В это время из-под катафалка послышались приятные, тихие звуки флейт, которые, не будучи нарушаемы ни одним человеческим голосом – ибо в этом месте даже тишина молчала, – раздавались нежно и уныло. Вдруг около подушки, на которой лежал труп, появился прекрасный молодой человек, одетый римлянином, и приятным, звучным голосом пропел под аккомпанемент арфы, на которой сам играл, следующие стансы:
Пока в себя придет Альтисидора,
Сраженная презреньем Дон-Кихота,
Пока в цвета печального убора,
Оденет дам о трауре забота,
Дуэньям креп велит надеть синьора
И будет скрыта черным позолота, —
Я воспою прекрасной огорченье,
Как Фракии певца то было б пенье.
Я думаю, что я к тому обязан
Не только в этой жизни скоротечной:
Пускай язык мой будет смертью связан,
Я буду петь тебя за гробом вечно.
Когда мне к Стиксу будет путь указан,
Чтоб мне в аду томиться бесконечно,
Я стану петь тебе на прославленье,
И Леты тем остановлю теченье.
[332]»
Довольно, – сказал в эту минуту один из царей: – довольно, певец, ты никогда не кончишь, если станешь описывать нам теперь смерть и прелести бесподобной Альтисидоры, которая не умерла, как воображает невежественный свет, а живет в тысяче языках славы и в испытании, которое должен будет нести присутствующий здесь Санчо Панса, чтоб вернуть ей свет. Поэтому, о, Радамант, ты, который судишь вместе со мной в мрачных пучинах судеб и знаешь все, что написано в непроницаемых книгах, чтоб вернуть эту молодую девушку к жизни, скажи нам сейчас же, что делать, и не лишай нас долее счастья, которого мы ждем от ее возвращения в мир.

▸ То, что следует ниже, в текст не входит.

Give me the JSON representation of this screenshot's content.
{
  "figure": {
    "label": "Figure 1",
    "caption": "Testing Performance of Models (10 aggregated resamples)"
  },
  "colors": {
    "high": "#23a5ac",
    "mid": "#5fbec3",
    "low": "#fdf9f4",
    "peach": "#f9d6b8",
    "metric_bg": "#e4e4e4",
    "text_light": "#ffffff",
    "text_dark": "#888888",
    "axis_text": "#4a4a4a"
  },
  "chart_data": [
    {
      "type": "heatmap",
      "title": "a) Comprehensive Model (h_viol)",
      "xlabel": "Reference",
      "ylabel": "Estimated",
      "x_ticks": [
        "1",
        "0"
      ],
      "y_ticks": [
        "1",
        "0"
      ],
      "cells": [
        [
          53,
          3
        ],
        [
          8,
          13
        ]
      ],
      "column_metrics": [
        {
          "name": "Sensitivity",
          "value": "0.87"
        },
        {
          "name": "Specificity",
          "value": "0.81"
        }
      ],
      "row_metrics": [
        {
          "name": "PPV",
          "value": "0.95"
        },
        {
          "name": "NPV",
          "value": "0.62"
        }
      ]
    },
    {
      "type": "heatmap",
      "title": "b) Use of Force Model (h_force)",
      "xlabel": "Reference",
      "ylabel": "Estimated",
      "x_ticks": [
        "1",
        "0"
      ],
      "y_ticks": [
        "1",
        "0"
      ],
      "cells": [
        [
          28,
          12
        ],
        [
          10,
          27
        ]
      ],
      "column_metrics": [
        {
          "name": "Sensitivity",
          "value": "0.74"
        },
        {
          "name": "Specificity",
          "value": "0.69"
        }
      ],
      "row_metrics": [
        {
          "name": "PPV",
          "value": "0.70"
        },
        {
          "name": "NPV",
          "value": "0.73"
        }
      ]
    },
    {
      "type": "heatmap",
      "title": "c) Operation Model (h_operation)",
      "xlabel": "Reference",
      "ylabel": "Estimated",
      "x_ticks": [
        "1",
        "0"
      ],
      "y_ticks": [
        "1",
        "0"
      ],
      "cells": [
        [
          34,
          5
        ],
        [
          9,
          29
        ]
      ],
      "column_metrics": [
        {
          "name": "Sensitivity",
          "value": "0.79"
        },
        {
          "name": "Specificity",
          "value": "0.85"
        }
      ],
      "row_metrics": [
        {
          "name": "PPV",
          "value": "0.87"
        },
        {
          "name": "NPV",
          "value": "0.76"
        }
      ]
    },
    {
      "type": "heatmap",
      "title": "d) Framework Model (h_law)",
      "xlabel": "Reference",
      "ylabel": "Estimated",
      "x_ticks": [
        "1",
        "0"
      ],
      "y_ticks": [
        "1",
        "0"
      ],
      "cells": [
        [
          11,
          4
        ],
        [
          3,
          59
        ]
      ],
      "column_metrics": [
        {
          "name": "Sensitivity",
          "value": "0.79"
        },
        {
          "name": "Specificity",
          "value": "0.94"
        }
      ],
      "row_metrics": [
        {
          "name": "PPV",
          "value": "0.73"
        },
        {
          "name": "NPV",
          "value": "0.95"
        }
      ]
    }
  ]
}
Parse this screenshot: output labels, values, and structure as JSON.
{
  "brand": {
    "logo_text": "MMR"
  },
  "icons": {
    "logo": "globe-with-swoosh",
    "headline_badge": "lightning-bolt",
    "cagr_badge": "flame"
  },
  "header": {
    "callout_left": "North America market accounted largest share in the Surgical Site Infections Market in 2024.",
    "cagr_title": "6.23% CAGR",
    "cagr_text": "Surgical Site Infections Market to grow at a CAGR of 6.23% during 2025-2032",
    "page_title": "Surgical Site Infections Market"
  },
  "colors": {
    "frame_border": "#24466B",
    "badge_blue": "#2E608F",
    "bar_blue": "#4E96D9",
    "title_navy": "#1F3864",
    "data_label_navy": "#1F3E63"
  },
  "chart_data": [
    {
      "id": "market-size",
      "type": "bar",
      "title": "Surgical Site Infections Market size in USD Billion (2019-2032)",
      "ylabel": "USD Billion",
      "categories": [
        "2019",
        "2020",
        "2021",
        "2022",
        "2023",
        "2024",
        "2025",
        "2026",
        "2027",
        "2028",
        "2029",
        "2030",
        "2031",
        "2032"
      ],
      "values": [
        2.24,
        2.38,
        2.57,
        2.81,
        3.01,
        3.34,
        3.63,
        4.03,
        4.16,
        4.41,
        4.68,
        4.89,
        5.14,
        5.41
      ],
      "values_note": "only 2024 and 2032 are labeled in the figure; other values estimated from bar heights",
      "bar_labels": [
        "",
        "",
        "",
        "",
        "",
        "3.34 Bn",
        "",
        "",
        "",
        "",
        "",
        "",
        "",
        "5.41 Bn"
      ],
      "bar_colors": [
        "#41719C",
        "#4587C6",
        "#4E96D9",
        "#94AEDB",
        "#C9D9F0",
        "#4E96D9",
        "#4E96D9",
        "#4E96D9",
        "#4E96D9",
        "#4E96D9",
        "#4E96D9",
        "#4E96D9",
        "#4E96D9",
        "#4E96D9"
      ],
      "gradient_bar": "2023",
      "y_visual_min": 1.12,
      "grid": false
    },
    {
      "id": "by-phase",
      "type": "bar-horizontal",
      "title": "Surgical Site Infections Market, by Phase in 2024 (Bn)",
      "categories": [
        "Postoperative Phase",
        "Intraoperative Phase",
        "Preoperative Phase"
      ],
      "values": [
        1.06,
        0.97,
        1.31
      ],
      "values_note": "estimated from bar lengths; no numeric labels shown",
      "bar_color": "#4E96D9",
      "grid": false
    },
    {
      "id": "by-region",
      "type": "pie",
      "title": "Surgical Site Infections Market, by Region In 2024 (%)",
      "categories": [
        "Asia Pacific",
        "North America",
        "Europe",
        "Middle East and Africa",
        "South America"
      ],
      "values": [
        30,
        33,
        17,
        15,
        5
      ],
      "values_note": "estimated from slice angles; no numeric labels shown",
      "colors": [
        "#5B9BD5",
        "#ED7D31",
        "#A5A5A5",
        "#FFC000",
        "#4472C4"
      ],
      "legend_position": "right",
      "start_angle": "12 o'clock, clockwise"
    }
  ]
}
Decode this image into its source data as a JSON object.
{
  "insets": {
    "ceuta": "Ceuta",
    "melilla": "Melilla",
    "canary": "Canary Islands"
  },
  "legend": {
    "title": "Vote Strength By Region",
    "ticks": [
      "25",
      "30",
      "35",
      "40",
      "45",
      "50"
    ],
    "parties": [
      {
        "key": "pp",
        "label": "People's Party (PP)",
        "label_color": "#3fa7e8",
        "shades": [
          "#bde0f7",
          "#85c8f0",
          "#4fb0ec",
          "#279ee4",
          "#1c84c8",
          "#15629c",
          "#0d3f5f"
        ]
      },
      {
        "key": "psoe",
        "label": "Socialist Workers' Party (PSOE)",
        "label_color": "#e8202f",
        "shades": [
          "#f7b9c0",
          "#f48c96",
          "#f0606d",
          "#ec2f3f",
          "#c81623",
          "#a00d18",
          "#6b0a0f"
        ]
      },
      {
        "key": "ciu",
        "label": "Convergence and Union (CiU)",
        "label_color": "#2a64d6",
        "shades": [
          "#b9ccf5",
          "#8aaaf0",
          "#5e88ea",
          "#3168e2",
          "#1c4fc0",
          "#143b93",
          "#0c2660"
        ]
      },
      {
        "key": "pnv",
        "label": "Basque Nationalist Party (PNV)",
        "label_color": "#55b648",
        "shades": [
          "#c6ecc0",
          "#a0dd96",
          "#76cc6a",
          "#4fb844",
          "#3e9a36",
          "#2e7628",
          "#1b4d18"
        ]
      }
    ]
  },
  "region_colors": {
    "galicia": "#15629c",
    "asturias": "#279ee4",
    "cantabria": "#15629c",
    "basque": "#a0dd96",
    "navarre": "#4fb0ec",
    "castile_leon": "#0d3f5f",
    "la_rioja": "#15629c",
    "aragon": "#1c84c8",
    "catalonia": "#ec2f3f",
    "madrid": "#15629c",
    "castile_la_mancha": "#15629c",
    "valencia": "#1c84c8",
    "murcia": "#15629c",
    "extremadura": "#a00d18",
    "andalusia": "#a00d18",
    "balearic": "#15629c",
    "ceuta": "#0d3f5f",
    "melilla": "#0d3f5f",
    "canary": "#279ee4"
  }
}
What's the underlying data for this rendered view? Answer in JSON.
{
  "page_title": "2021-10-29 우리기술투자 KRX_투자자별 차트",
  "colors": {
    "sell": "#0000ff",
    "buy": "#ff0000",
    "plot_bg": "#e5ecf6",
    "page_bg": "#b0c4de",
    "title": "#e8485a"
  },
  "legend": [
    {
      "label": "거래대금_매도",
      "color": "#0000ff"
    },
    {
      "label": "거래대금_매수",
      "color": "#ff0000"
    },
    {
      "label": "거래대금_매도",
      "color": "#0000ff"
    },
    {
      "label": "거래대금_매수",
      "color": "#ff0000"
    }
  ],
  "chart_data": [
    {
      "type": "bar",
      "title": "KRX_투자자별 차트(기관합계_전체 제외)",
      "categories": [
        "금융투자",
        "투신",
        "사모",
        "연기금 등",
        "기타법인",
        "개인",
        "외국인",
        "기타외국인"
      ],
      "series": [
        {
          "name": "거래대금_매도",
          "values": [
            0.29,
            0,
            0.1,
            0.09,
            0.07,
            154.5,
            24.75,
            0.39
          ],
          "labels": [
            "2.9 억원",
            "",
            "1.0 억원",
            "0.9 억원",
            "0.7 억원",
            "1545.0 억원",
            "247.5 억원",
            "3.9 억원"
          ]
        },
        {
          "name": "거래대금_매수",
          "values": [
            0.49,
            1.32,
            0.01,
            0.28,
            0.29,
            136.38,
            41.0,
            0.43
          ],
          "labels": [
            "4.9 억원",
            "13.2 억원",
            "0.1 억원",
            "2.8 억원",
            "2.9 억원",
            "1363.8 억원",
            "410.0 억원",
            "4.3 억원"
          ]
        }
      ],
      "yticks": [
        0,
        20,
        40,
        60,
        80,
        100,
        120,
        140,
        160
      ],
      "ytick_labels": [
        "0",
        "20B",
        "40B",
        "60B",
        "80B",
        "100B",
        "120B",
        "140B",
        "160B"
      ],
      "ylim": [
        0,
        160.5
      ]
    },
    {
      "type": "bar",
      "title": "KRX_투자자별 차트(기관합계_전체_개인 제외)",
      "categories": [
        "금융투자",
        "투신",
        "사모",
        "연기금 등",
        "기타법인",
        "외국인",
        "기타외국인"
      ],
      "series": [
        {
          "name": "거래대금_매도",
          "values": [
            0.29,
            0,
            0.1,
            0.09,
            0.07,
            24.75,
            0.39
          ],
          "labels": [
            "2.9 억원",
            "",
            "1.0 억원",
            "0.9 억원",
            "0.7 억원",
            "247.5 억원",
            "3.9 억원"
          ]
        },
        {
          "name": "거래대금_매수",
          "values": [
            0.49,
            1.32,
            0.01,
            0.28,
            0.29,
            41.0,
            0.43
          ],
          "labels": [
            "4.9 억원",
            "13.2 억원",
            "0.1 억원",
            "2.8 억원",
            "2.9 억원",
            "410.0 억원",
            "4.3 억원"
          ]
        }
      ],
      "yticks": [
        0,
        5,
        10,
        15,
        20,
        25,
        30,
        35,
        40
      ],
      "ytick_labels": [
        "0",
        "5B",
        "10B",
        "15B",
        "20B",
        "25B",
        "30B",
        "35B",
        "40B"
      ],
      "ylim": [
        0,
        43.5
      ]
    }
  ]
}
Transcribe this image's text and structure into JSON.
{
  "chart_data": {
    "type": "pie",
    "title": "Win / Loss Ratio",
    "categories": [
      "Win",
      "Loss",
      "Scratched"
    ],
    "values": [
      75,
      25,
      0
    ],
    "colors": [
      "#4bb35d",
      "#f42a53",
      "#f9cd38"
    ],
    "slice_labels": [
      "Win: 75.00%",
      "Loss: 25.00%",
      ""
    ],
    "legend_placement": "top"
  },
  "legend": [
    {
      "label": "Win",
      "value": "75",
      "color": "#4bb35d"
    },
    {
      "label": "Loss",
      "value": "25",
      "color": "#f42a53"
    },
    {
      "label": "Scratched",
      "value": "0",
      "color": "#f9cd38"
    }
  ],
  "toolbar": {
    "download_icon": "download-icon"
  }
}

Едва Минос произнес эти слова, как его товарищ Радамант поднялся и сказал: – Эй вы, слуги этого дома, высокие и низкие, большие и малые, бегите сюда скорее один за другим! Дайте Санчо двадцать четыре щелчка по лицу, ущипните ему двенадцать раз руки и сделайте ему шесть булавочных уколов в поясницу: в этом заключается излечение Альтисидоры. – Услышав это, Санчо закричал, забыв, что должен молчать: – Божусь, что так же дам свое лицо на муку и тело на растерзание, как сделаюсь турком. Боже мой! Что общего между моей шкурой и воскресением этой барышни? Уж подлинно, посади свинью за стол, она и ноги на стол. Дульцинея очарована, так меня стегают, чтоб снять с нее чары. Альтисидора умирает от болезни, которую Богу угодно было, послать ей, и вот, чтоб ее воскресить, понадобилось дать мне двадцать четыре щелчка, исколоть мое тело булавками и исщипать мне до крови руки! Слуга покорный! Поищите кого другого, а я старая лисица и провести себя не дам. – Так ты умрешь! – проговорил ужасным голосом Радамант. Смягчись, тигр! Смирись, гордый Немврод! Терпи и молчи, ибо от тебя не требуют ничего невозможного, и не берись перечислять трудностей этого дела. Ты должен получить щелчки, ты должен быть исколот булавками, ты должен стонать под щипками. Ну же, говорю я, исполнители приказов, к делу, не то, честное слово, я научу вас понимать, для чего вы рождены!